After that 3-7-2 start, it appears the Buffs have gotten into that right mindset that Doyle was referring to. In their last 10 games, Colorado has gone 7-3 and are currently riding a five-game winning streak, which includes a pair of wins against Rocky-Mountain rival Colorado State University.
“By the end of the semester we kind of hit our stride,” Adams said. “[We] left for winter break with two wins against CSU, which obviously is a big weekend … Coming off (winter) break, we had that kind of behind our backs, we had a little confidence … We look like a different team this semester. I’m excited.”
Adams’ fellow senior teammate shared the same sentiment.
“The start of this semester and the end of last semester kind of shows us turning a corner,” Doyle said. “And if we can keep doing that I think it’ll be just fine; everything will work out.”
For everything to work out the way the team hopes it will, there’s one glaring issue the team must resolve to end the season successfully. The Buffs’ biggest problem so far this season has been the road. Colorado holds a 1-7 record away from Boulder this season.
“They’re tough and I think our record shows it,” Adams said. “We have a lot of guys that have come from high school and probably haven’t ever (traveled), or come from junior programs that probably haven’t traveled those long weekends that are just non-stop, staying at hotels, busing from town to town.”
With seven of the team’s final 10 games being played away, Adams, Doyle and the rest of the hockey team will need to solve the road riddle.
“I think the travel part is hard,” Doyle said. “But also a lot of the teams we’ve played have a lot of really good fans and I think they feed really well off their fans. With our young guys, if they get a little intimidated at first, the (opposing) fans jump all over them and the team feeds off of it … That’s something we want to try to silence these next seven games or so on the road.”

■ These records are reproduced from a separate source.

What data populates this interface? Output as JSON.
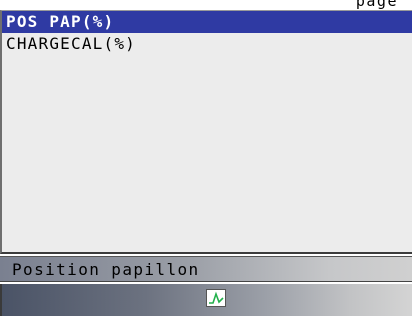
{
  "header": {
    "partial_text": "page"
  },
  "pid_list": {
    "items": [
      {
        "label": "POS PAP(%)",
        "selected": true
      },
      {
        "label": "CHARGECAL(%)",
        "selected": false
      }
    ]
  },
  "description": {
    "text": "Position papillon"
  },
  "toolbar": {
    "graph_icon": "graph-icon"
  },
  "colors": {
    "selection": "#2f3aa3",
    "panel": "#ececec",
    "graph_line": "#22b14c"
  }
}
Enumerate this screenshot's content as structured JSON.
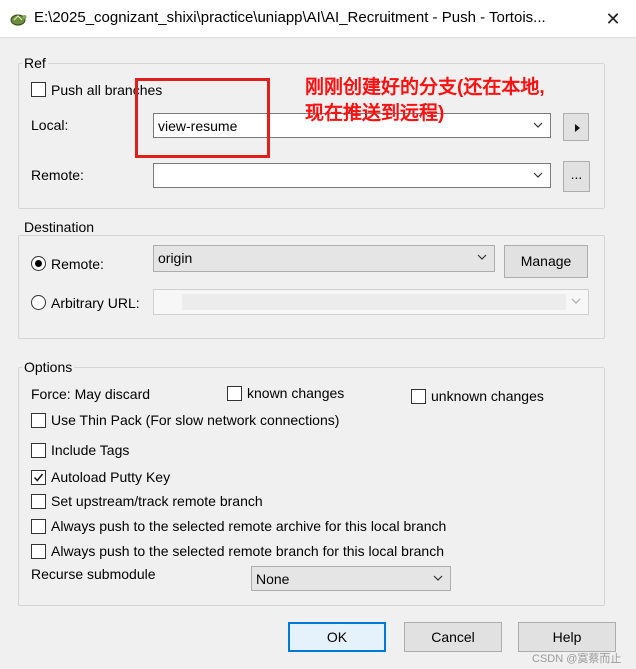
{
  "window": {
    "title": "E:\\2025_cognizant_shixi\\practice\\uniapp\\AI\\AI_Recruitment - Push - Tortois...",
    "close_glyph": "✕",
    "app_icon": "tortoisegit-icon"
  },
  "ref": {
    "group_label": "Ref",
    "push_all_branches_label": "Push all branches",
    "push_all_branches_checked": false,
    "local_label": "Local:",
    "local_value": "view-resume",
    "local_arrow": "▸",
    "remote_label": "Remote:",
    "remote_value": "",
    "browse_label": "..."
  },
  "destination": {
    "group_label": "Destination",
    "remote_radio_label": "Remote:",
    "remote_radio_selected": true,
    "remote_value": "origin",
    "manage_label": "Manage",
    "arbitrary_url_label": "Arbitrary URL:",
    "arbitrary_url_value": ""
  },
  "options": {
    "group_label": "Options",
    "force_label": "Force: May discard",
    "known_changes_label": "known changes",
    "unknown_changes_label": "unknown changes",
    "thin_pack_label": "Use Thin Pack (For slow network connections)",
    "include_tags_label": "Include Tags",
    "autoload_putty_label": "Autoload Putty Key",
    "autoload_putty_checked": true,
    "set_upstream_label": "Set upstream/track remote branch",
    "always_push_archive_label": "Always push to the selected remote archive for this local branch",
    "always_push_branch_label": "Always push to the selected remote branch for this local branch",
    "recurse_label": "Recurse submodule",
    "recurse_value": "None"
  },
  "footer": {
    "ok_label": "OK",
    "cancel_label": "Cancel",
    "help_label": "Help"
  },
  "annotation": {
    "line1": "刚刚创建好的分支(还在本地,",
    "line2": "现在推送到远程)",
    "color": "#ff1010"
  },
  "watermark": "CSDN @寞蔡而止"
}
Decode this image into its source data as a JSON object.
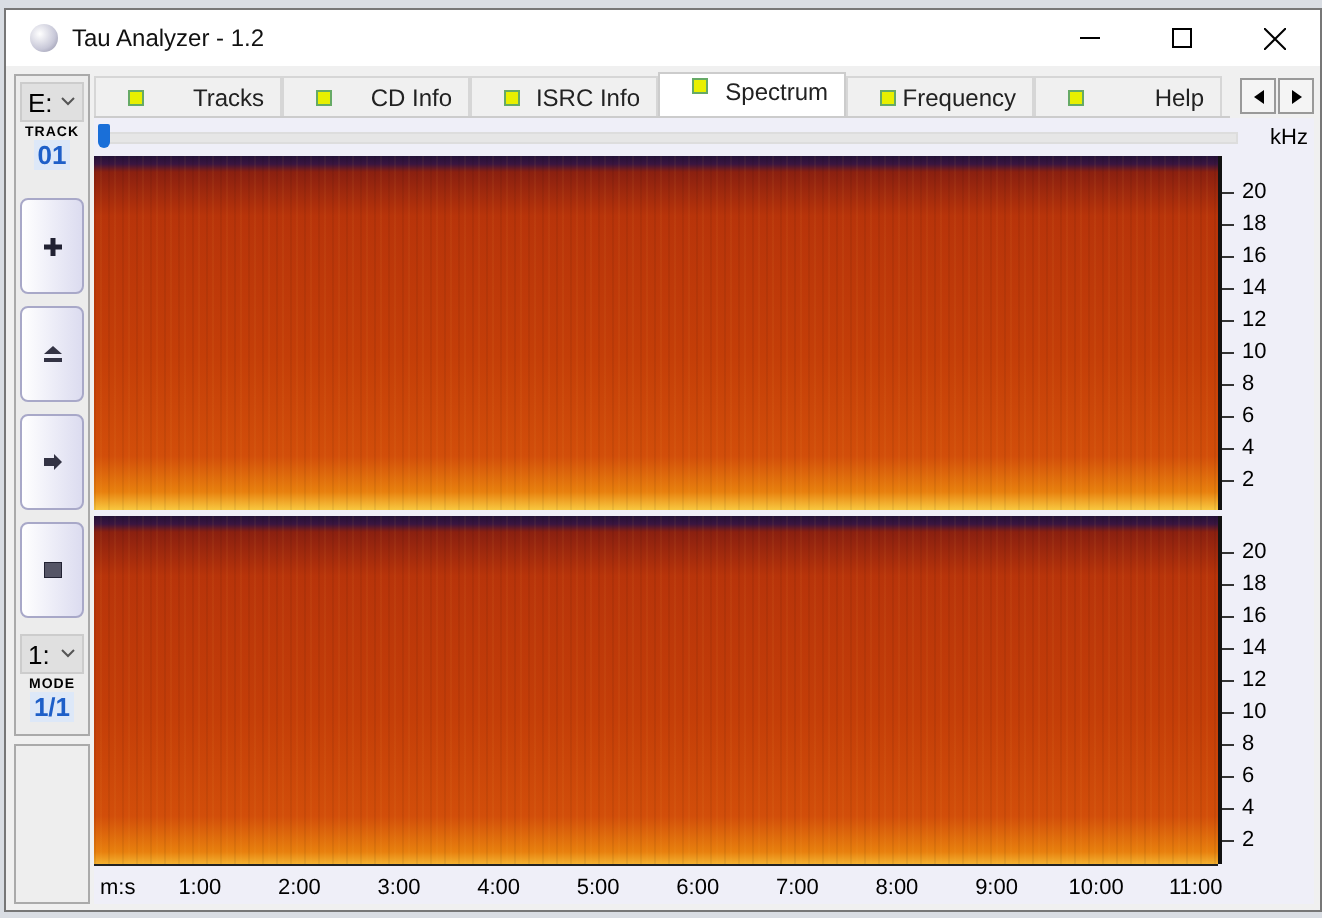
{
  "window": {
    "title": "Tau Analyzer - 1.2"
  },
  "sidebar": {
    "drive": "E:",
    "track_label": "TRACK",
    "track": "01",
    "buttons": [
      {
        "kind": "plus"
      },
      {
        "kind": "eject"
      },
      {
        "kind": "next"
      },
      {
        "kind": "stop"
      }
    ],
    "mode_select": "1:",
    "mode_label": "MODE",
    "mode": "1/1"
  },
  "tabs": [
    {
      "label": "Tracks",
      "selected": false
    },
    {
      "label": "CD Info",
      "selected": false
    },
    {
      "label": "ISRC Info",
      "selected": false
    },
    {
      "label": "Spectrum",
      "selected": true
    },
    {
      "label": "Frequency",
      "selected": false
    },
    {
      "label": "Help",
      "selected": false
    }
  ],
  "position": {
    "level": 0
  },
  "spectrum": {
    "unit": "kHz",
    "channels": [
      {
        "ticks": [
          "20",
          "18",
          "16",
          "14",
          "12",
          "10",
          "8",
          "6",
          "4",
          "2"
        ]
      },
      {
        "ticks": [
          "20",
          "18",
          "16",
          "14",
          "12",
          "10",
          "8",
          "6",
          "4",
          "2"
        ]
      }
    ],
    "time_ticks": [
      "m:s",
      "1:00",
      "2:00",
      "3:00",
      "4:00",
      "5:00",
      "6:00",
      "7:00",
      "8:00",
      "9:00",
      "10:00",
      "11:00"
    ]
  }
}
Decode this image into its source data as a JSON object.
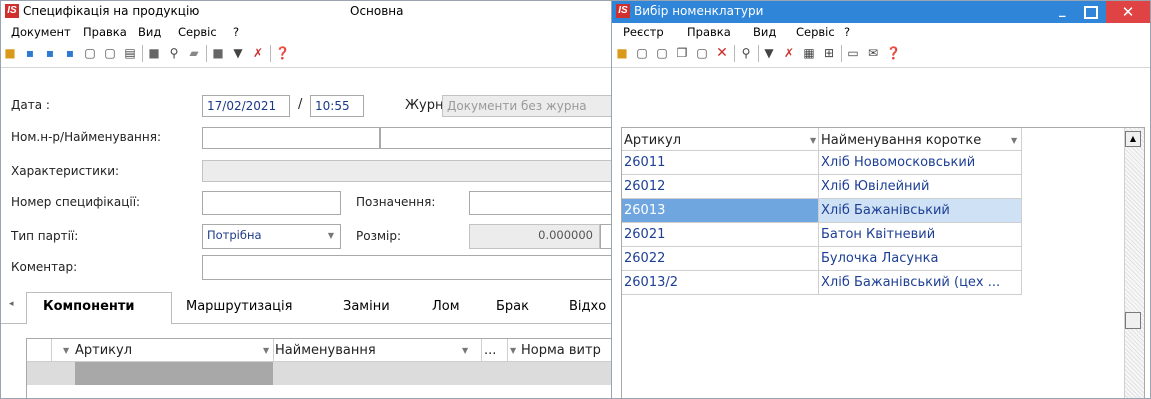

Silencing the crowd — and the doubters — is what the hockey team looks to do as it enters the final stretch of the season. While the hope of reaching the national tournament in Frisco, Texas, hasn’t completely faded away, the team still has plenty to play for. Most notably, its five seniors.
“As of now, we have five seniors, so a big thing is playing for Frisco,” Adams, one of the team’s five seniors, said. “(Our) coach, since coming back from break, has been all over us, ‘play for Frisco, play for Frisco.’ We kind of control our own destiny. Right now, we’re not in the position we want to be going. Currently, we won’t make the national tournament and that’s kind of a big goal for us is to always make nationals. So we just want to show up to the rink and control if we go to Frisco in March or not. We’re just making sure everybody shows up everyday and does their job.”
If the last handful of games is any indication, this team appears to be hitting its stride, and not a moment too soon. They’ll look to finish the campaign strong for the chance to compete for national glory in Frisco, Texas, as coach Eric Ballard hopes to see.
“If we play (how we’ve been playing), I think every team in the country will be put on alert and have a hard time beating us,” Doyle said. “If we just play the way we know how to play — and we did play — I think everything will just sort itself out and we’ll just build off that and get better and better, here or on the road, it won’t matter.”
The Buffs will return home on Feb. 15 to take on Colorado State in what will be the team’s “senior night” game.